A proxy will protect you.
Rocket is NOT a web server - it just serves http code over port 3000. So you can’t ‘copy my certfiles into the rocketchat container’ because there is no web server there to use them - if you are not using traefik etc.
So you can use nginx or apache or whatever and add certs via dehydrated or certbot if you want simplicity. All as per the docs .
You probably ought to read some more on web servers, proxies, certificates etc as well so you understand the full interplay between them all.

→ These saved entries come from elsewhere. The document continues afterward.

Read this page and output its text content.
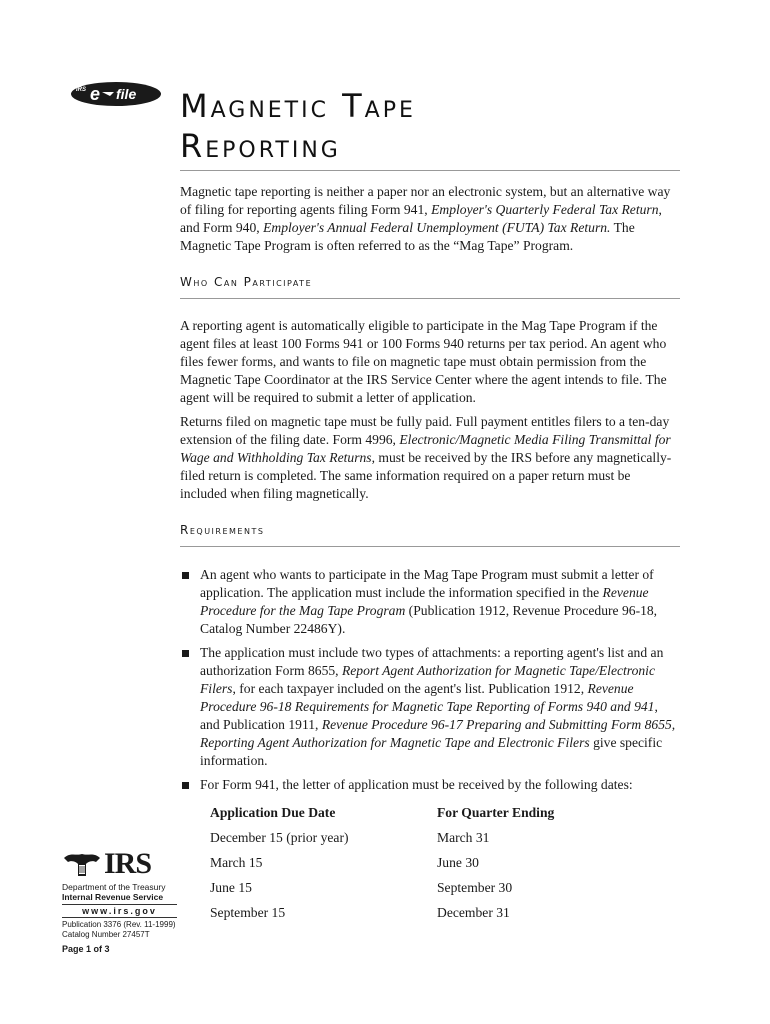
IRS e file Magnetic Tape
Reporting

Magnetic tape reporting is neither a paper nor an electronic system, but an alternative way of filing for reporting agents filing Form 941, Employer's Quarterly Federal Tax Return, and Form 940, Employer's Annual Federal Unemployment (FUTA) Tax Return. The Magnetic Tape Program is often referred to as the “Mag Tape” Program.

Who Can Participate

A reporting agent is automatically eligible to participate in the Mag Tape Program if the agent files at least 100 Forms 941 or 100 Forms 940 returns per tax period. An agent who files fewer forms, and wants to file on magnetic tape must obtain permission from the Magnetic Tape Coordinator at the IRS Service Center where the agent intends to file. The agent will be required to submit a letter of application.

Returns filed on magnetic tape must be fully paid. Full payment entitles filers to a ten-day extension of the filing date. Form 4996, Electronic/Magnetic Media Filing Transmittal for Wage and Withholding Tax Returns, must be received by the IRS before any magnetically-filed return is completed. The same information required on a paper return must be included when filing magnetically.

Requirements
An agent who wants to participate in the Mag Tape Program must submit a letter of application. The application must include the information specified in the Revenue Procedure for the Mag Tape Program (Publication 1912, Revenue Procedure 96-18, Catalog Number 22486Y).
The application must include two types of attachments: a reporting agent's list and an authorization Form 8655, Report Agent Authorization for Magnetic Tape/Electronic Filers, for each taxpayer included on the agent's list. Publication 1912, Revenue Procedure 96-18 Requirements for Magnetic Tape Reporting of Forms 940 and 941, and Publication 1911, Revenue Procedure 96-17 Preparing and Submitting Form 8655, Reporting Agent Authorization for Magnetic Tape and Electronic Filers give specific information.
For Form 941, the letter of application must be received by the following dates:
Application Due Date	For Quarter Ending
December 15 (prior year)	March 31
March 15	June 30
June 15	September 30
September 15	December 31
IRS
Department of the Treasury
Internal Revenue Service
www.irs.gov
Publication 3376 (Rev. 11-1999)
Catalog Number 27457T
Page 1 of 3
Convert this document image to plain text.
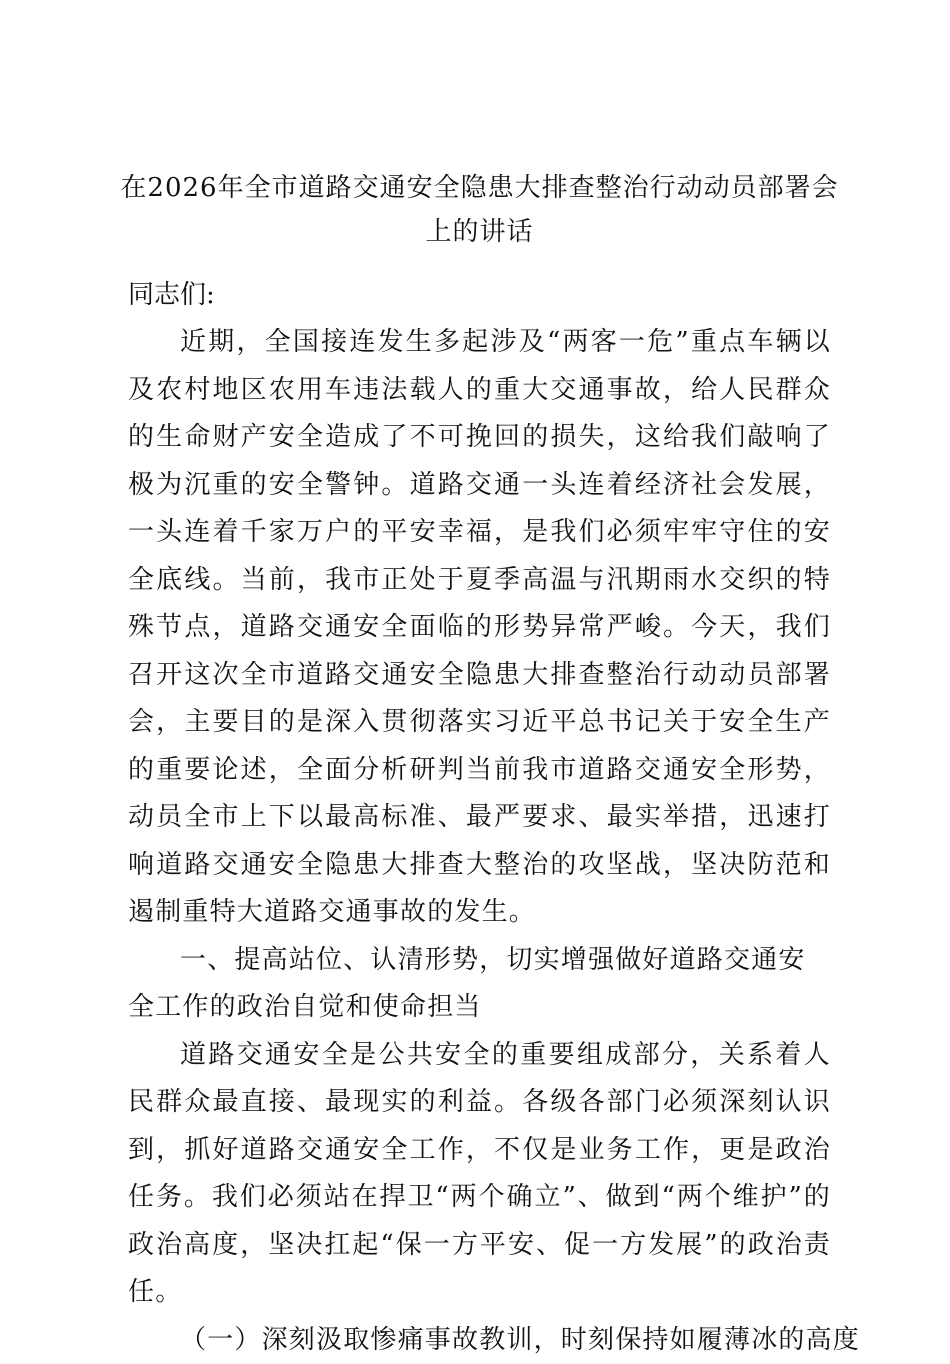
在2026年全市道路交通安全隐患大排查整治行动动员部署会上的讲话
同志们:

近期，全国接连发生多起涉及“两客一危”重点车辆以及农村地区农用车违法载人的重大交通事故，给人民群众的生命财产安全造成了不可挽回的损失，这给我们敲响了极为沉重的安全警钟。道路交通一头连着经济社会发展，一头连着千家万户的平安幸福，是我们必须牢牢守住的安全底线。当前，我市正处于夏季高温与汛期雨水交织的特殊节点，道路交通安全面临的形势异常严峻。今天，我们召开这次全市道路交通安全隐患大排查整治行动动员部署会，主要目的是深入贯彻落实习近平总书记关于安全生产的重要论述，全面分析研判当前我市道路交通安全形势，动员全市上下以最高标准、最严要求、最实举措，迅速打响道路交通安全隐患大排查大整治的攻坚战，坚决防范和遏制重特大道路交通事故的发生。

一、提高站位、认清形势，切实增强做好道路交通安全工作的政治自觉和使命担当

道路交通安全是公共安全的重要组成部分，关系着人民群众最直接、最现实的利益。各级各部门必须深刻认识到，抓好道路交通安全工作，不仅是业务工作，更是政治任务。我们必须站在捍卫“两个确立”、做到“两个维护”的政治高度，坚决扛起“保一方平安、促一方发展”的政治责任。

（一）深刻汲取惨痛事故教训，时刻保持如履薄冰的高度
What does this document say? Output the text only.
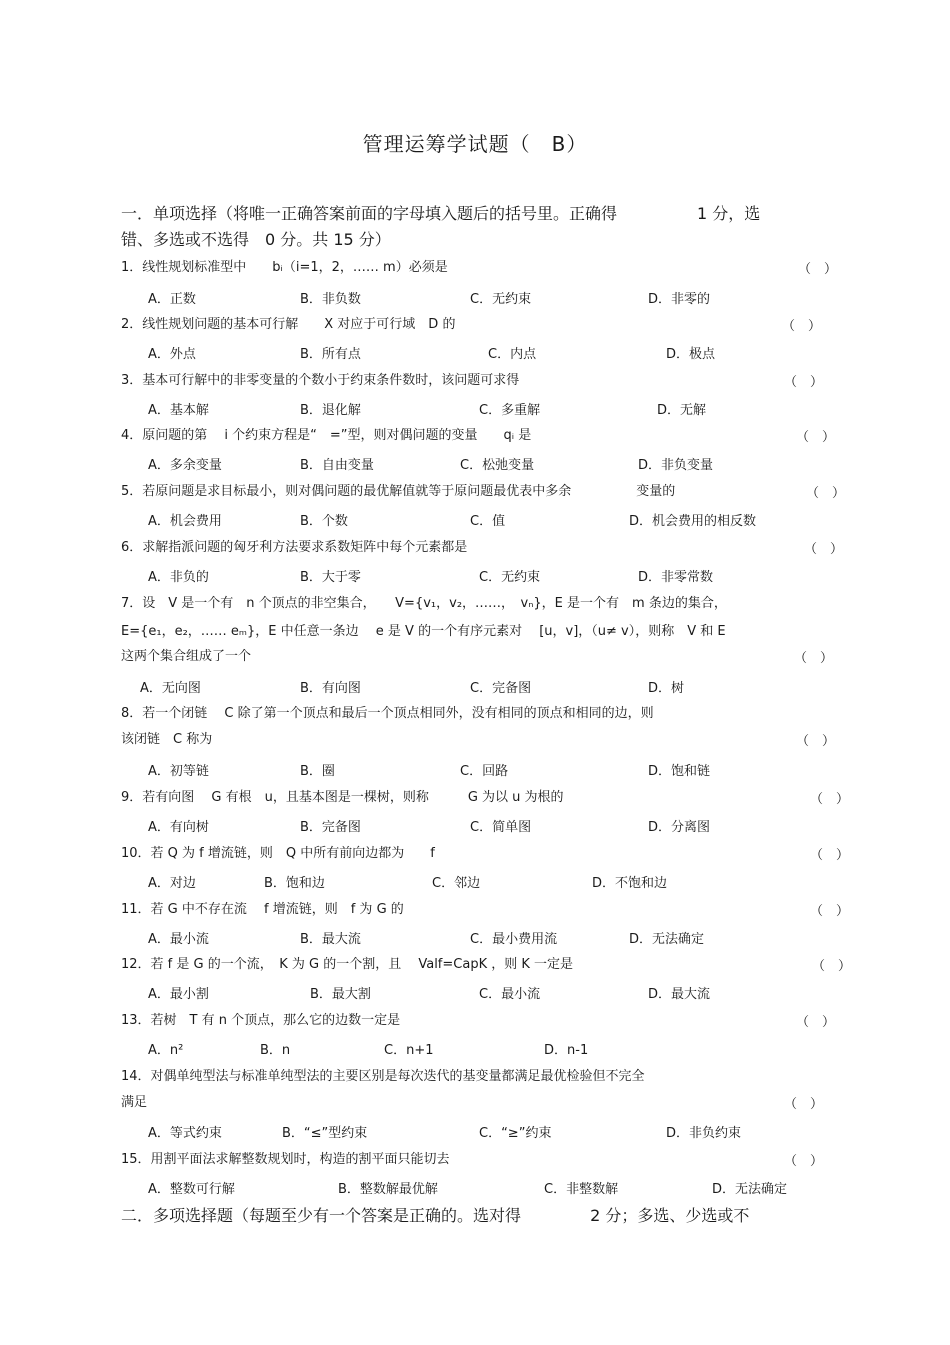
管理运筹学试题（　B）
一．单项选择（将唯一正确答案前面的字母填入题后的括号里。正确得　　　　　1 分，选
错、多选或不选得　0 分。共 15 分）
1．线性规划标准型中　　bᵢ（i=1，2，…… m）必须是	（　）
A．正数	B．非负数	C．无约束	D．非零的
2．线性规划问题的基本可行解　　X 对应于可行域　D 的	（　）
A．外点	B．所有点	C．内点	D．极点
3．基本可行解中的非零变量的个数小于约束条件数时，该问题可求得	（　）
A．基本解	B．退化解	C．多重解	D．无解
4．原问题的第　 i 个约束方程是“　=”型，则对偶问题的变量　　qᵢ 是	（　）
A．多余变量	B．自由变量	C．松弛变量	D．非负变量
5．若原问题是求目标最小，则对偶问题的最优解值就等于原问题最优表中多余　　　　　变量的	（　）
A．机会费用	B．个数	C．值	D．机会费用的相反数
6．求解指派问题的匈牙利方法要求系数矩阵中每个元素都是	（　）
A．非负的	B．大于零	C．无约束	D．非零常数
7．设　V 是一个有　n 个顶点的非空集合，　　V={v₁，v₂，……，　vₙ}，E 是一个有　m 条边的集合，
E={e₁，e₂，…… eₘ}，E 中任意一条边　 e 是 V 的一个有序元素对　 [u，v]，（u≠ v），则称　V 和 E
这两个集合组成了一个	（　）
A．无向图	B．有向图	C．完备图	D．树
8．若一个闭链　 C 除了第一个顶点和最后一个顶点相同外，没有相同的顶点和相同的边，则
该闭链　C 称为	（　）
A．初等链	B．圈	C．回路	D．饱和链
9．若有向图　 G 有根　u，且基本图是一棵树，则称　　　G 为以 u 为根的	（　）
A．有向树	B．完备图	C．简单图	D．分离图
10．若 Q 为 f 增流链，则　Q 中所有前向边都为　　f	（　）
A．对边	B．饱和边	C．邻边	D．不饱和边
11．若 G 中不存在流　 f 增流链，则　f 为 G 的	（　）
A．最小流	B．最大流	C．最小费用流	D．无法确定
12．若 f 是 G 的一个流，　K 为 G 的一个割，且　 Valf=CapK ，则 K 一定是	（　）
A．最小割	B．最大割	C．最小流	D．最大流
13．若树　T 有 n 个顶点，那么它的边数一定是	（　）
A．n²	B．n	C．n+1	D．n-1
14．对偶单纯型法与标准单纯型法的主要区别是每次迭代的基变量都满足最优检验但不完全
满足	（　）
A．等式约束	B．“≤”型约束	C．“≥”约束	D．非负约束
15．用割平面法求解整数规划时，构造的割平面只能切去	（　）
A．整数可行解	B．整数解最优解	C．非整数解	D．无法确定
二．多项选择题（每题至少有一个答案是正确的。选对得　　　　 2 分；多选、少选或不
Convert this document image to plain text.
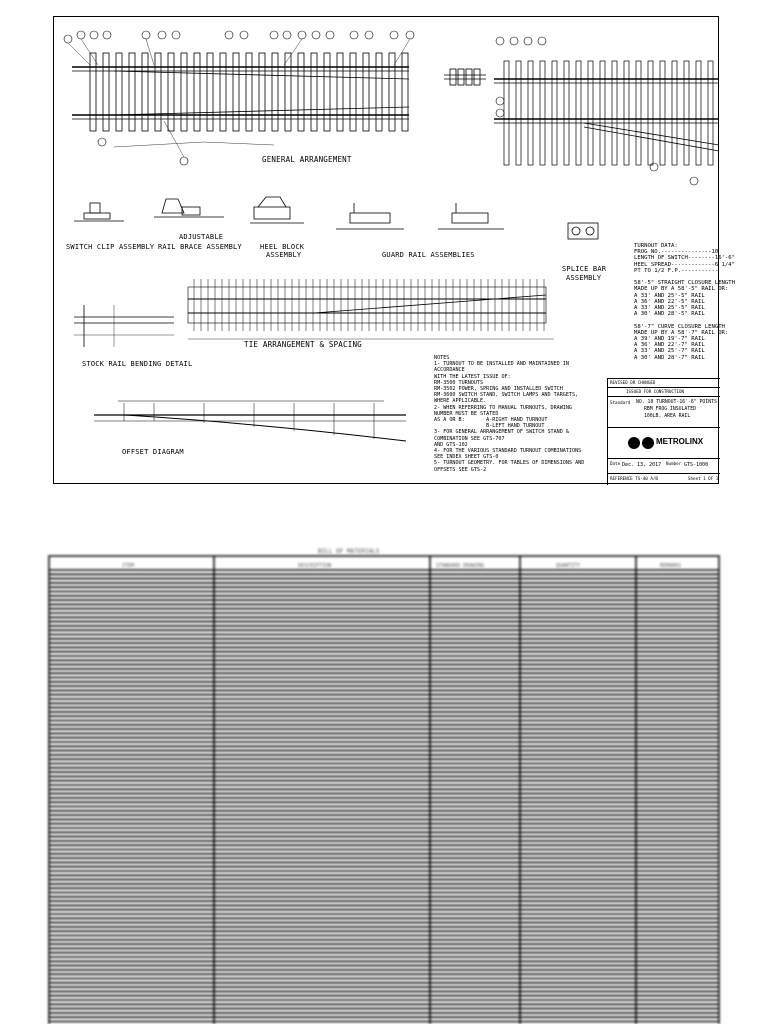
GENERAL ARRANGEMENT
SWITCH CLIP ASSEMBLY
ADJUSTABLE
RAIL BRACE ASSEMBLY	HEEL BLOCK
ASSEMBLY	GUARD RAIL ASSEMBLIES
SPLICE BAR
ASSEMBLY
STOCK RAIL BENDING DETAIL
TIE ARRANGEMENT & SPACING
OFFSET DIAGRAM
TURNOUT DATA:
FROG NO.---------------10
LENGTH OF SWITCH--------16'-6"
HEEL SPREAD-------------6 1/4"
PT TO 1/2 F.P.-----------

58'-5" STRAIGHT CLOSURE LENGTH
MADE UP BY A 58'-5" RAIL OR:
A 33' AND 25'-5" RAIL
A 36' AND 22'-5" RAIL
A 33' AND 25'-5" RAIL
A 30' AND 28'-5" RAIL

58'-7" CURVE CLOSURE LENGTH
MADE UP BY A 58'-7" RAIL OR:
A 39' AND 19'-7" RAIL
A 36' AND 22'-7" RAIL
A 33' AND 25'-7" RAIL
A 30' AND 28'-7" RAIL
NOTES
1- TURNOUT TO BE INSTALLED AND MAINTAINED IN
ACCORDANCE
WITH THE LATEST ISSUE OF:
RM-3500 TURNOUTS
RM-3502 POWER, SPRING AND INSTALLED SWITCH
RM-3600 SWITCH STAND, SWITCH LAMPS AND TARGETS,
WHERE APPLICABLE.
2- WHEN REFERRING TO MANUAL TURNOUTS, DRAWING
NUMBER MUST BE STATED
AS A OR B:       A-RIGHT HAND TURNOUT
B-LEFT HAND TURNOUT
3- FOR GENERAL ARRANGEMENT OF SWITCH STAND &
COMBINATION SEE GTS-707
AND GTS-102
4- FOR THE VARIOUS STANDARD TURNOUT COMBINATIONS
SEE INDEX SHEET GTS-0
5- TURNOUT GEOMETRY. FOR TABLES OF DIMENSIONS AND
OFFSETS SEE GTS-2
REVISED OR CHANGED
ISSUED FOR CONSTRUCTION
Standard NO. 10 TURNOUT-16'-6" POINTS
RBM FROG INSULATED
100LB. AREA RAIL
METROLINX
Date Dec. 13, 2017 Number GTS-1000
REFERENCE TS-40 A/B	Sheet 1 OF 1
BILL OF MATERIALS
ITEM	DESCRIPTION	STANDARD DRAWING	QUANTITY	REMARKS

I wanted to add, that certbot runs smoothly and successfully:
Successfully received certificate.
Certificate is saved at: /etc/letsencrypt/live/mydomain.net/fullchain.pem
Key is saved at: /etc/letsencrypt/live/mydomain.net/privkey.pem
This certificate expires on 2025-05-21.
These files will be updated when the certificate renews.
Certbot has set up a scheduled task to automatically renew this certificate in the background.
Yes, traefik is involved.
Since it was too difficult to set it up in the way I wanted, I used the traefik.yml, which is recommended along with rc usage.
However, I still had to add traefik to my docker network, which I have set up.
Rocket Chat and Traefik have not been able to communicate, since they were in separate networks.
After attaching them to the according network, the desired LE cert has being pulled.